La société française d’anesthésie-réanimation (SFAR) donnent des recommandations sur le réchauffement des patients. Ces recommandations datent de 2018 mais la pratique courante diverge pour différentes raisons.

La couverture chauffante à air pulsé est d’usage courant mais d’autres techniques existent également, comme le réchauffement des fluides par la perfusion, le réchauffement des fluides irrigués par les chirurgiens et le réchauffement du gaz de cœlioscopie qui, pour ce dernier, est moins utilisé.

Enfin, Marion, Alain, Stéphane et Laurent ont constaté que certains patients étaient déjà en hypothermie avant l’arrivée en salle d’opération, ce qui est majoré fortement pendant l’intervention, toujours présent en salle de réveil et à la sortie de celle-ci.

Pour lutter contre ce phénomène d’hypothermie péri-opératoire, l’équipe d’investigateur a décidé de procéder au réchauffement des patients avant, pendant et après l’intervention, de façon systématique. Ainsi, la température du corps devrait être augmentée en pré-opératoire. Différentes études ont déjà démontré que plus un patient était réchauffé avant l’intervention, moins la température baissait pendant la chirurgie.

Le protocole de la recherche sera donc de réchauffer les patients, de la salle d’attente du bloc opératoire jusqu’à leur sortie de salle de réveil afin de couvrir tous les facteurs de risque d’hypothermie.

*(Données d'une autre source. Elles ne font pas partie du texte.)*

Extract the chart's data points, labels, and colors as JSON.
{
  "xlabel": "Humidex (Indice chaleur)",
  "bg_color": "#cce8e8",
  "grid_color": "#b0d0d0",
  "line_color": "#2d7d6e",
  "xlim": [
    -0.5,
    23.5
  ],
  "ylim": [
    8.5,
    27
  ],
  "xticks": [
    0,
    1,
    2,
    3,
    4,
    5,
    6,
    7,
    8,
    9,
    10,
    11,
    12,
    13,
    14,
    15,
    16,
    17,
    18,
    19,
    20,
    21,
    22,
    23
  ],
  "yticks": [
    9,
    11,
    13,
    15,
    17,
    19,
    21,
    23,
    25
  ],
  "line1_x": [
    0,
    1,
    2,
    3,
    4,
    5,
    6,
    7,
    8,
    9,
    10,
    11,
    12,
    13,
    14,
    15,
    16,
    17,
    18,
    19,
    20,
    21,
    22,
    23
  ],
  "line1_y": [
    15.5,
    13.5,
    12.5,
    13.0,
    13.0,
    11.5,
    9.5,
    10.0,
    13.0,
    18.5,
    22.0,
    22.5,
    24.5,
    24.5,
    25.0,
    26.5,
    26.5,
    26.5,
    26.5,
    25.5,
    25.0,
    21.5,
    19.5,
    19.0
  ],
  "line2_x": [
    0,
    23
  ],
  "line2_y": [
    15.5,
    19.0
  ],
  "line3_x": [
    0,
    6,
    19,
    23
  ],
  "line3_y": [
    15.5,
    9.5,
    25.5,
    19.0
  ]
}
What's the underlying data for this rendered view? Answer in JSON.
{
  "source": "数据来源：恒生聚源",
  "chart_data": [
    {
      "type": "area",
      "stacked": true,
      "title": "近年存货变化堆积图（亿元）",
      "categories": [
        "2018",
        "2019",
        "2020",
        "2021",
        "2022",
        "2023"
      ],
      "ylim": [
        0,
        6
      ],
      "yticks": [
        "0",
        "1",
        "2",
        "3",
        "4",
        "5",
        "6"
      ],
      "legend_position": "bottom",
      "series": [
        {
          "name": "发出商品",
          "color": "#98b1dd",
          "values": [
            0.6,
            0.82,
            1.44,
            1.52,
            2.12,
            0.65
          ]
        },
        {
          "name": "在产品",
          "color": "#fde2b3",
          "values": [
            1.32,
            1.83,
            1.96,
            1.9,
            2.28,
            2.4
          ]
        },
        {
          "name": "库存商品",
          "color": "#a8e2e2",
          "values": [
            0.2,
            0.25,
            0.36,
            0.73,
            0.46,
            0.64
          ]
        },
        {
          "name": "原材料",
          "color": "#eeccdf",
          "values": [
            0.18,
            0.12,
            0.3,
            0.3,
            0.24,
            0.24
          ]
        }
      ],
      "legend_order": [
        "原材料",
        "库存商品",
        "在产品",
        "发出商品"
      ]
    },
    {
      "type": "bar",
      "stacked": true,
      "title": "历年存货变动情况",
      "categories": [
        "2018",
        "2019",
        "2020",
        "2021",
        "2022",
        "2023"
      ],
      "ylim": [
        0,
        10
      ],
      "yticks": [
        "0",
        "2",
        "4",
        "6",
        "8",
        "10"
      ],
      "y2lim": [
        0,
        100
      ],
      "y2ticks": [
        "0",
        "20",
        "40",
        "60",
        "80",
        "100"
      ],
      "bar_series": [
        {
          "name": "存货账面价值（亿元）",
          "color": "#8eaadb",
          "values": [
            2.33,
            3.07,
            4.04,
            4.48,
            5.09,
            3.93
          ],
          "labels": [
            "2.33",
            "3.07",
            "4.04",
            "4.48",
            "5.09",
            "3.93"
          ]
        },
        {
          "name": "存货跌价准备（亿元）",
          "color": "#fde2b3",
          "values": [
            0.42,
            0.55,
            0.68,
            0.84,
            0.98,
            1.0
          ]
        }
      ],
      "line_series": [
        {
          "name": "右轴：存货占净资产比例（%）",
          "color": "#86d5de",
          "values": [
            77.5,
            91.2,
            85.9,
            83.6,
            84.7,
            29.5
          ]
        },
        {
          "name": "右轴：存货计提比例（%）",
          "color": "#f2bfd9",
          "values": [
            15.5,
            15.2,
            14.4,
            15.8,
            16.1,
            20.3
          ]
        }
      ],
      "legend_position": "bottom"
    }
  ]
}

Un grand changement des pratiques se profile, puisqu’il implique plusieurs corps de métiers : les infirmiers anesthésistes, les infirmiers de blocs opératoires et de salle de réveil, les aides-soignants, les médecins anesthésistes et les chirurgiens.

140 patients seront inclus lors de cette étude : 70 patients seront réchauffés comme le préconise la SFAR actuellement, soit dix minutes avant l’endormissement et tout le temps de la chirurgie ; 70 patients le seront avant, pendant et après l’intervention.

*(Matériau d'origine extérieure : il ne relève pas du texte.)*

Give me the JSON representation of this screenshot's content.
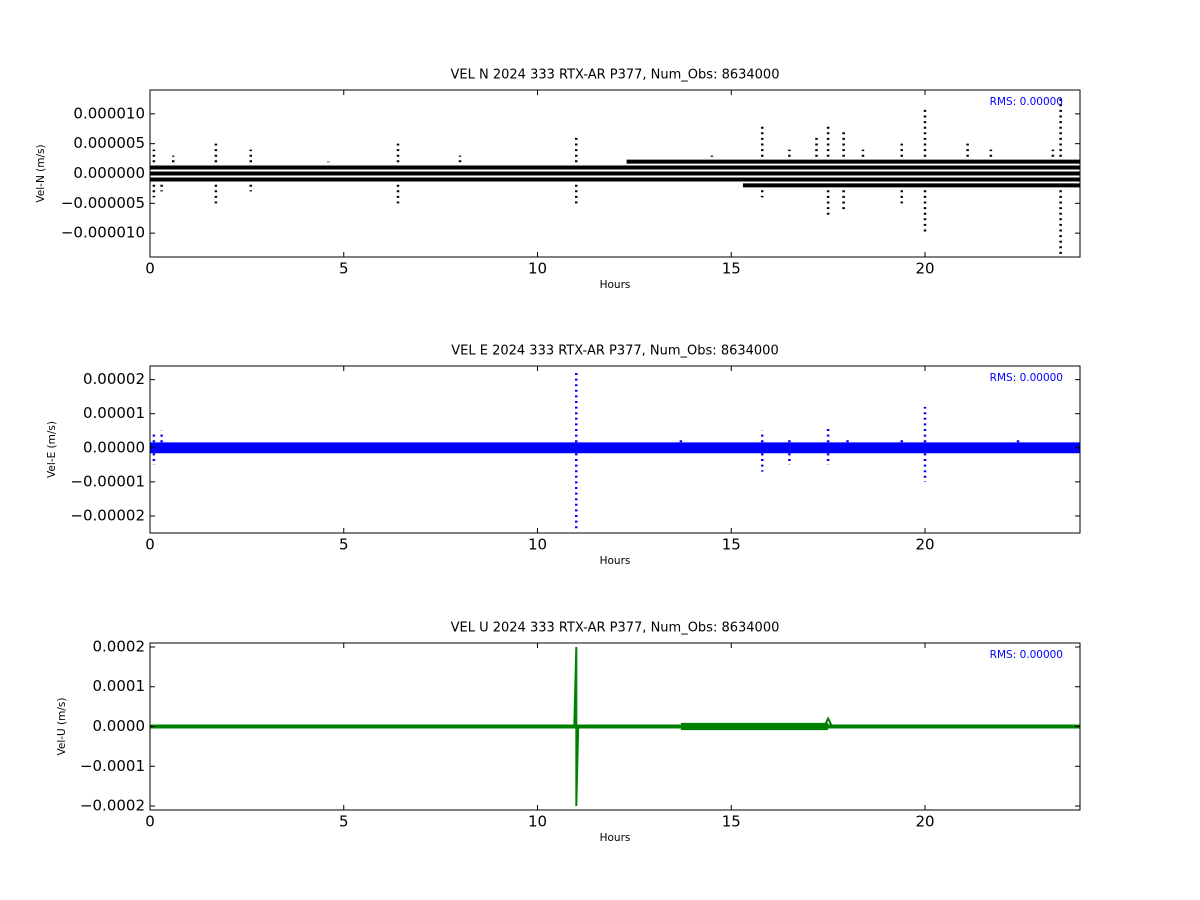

L’inclusion devrait débuter au second semestre 2024, après l’avis du comité de protection des personnes, et devrait durer vingt-quatre mois, à raison d’un patient par semaine.

Les données seront ensuite collectées et analysées par un attaché de recherche clinique et des biostatisticiens afin que les résultats obtenus puissent être exploités et soient mis en forme pour écrire un article scientifique qui fera l’objet d’une publication.

Outre l’intérêt pour ce projet, les quatre infirmiers anesthésistes ont pour objectif de faire connaître leur métier et de démontrer que les IADE peuvent aussi faire de la recherche. Frédérique Chevereau, cadre infirmier anesthésiste, responsable de l’équipe d’IADE, les soutient activement dans leur démarche ainsi que les nombreux projets portés par cette équipe dynamique.

Exerçant une profession peu connue du grand public, ces « marchands de sommeil » (NDLR : ils sont 65 au CHU de Poitiers), dont les visages sont souvent oubliés par les patients, œuvrent pourtant, au quotidien, au bien être des patients sur leur parcours péri-opératoire, en étroite collaboration avec les médecins anesthésistes.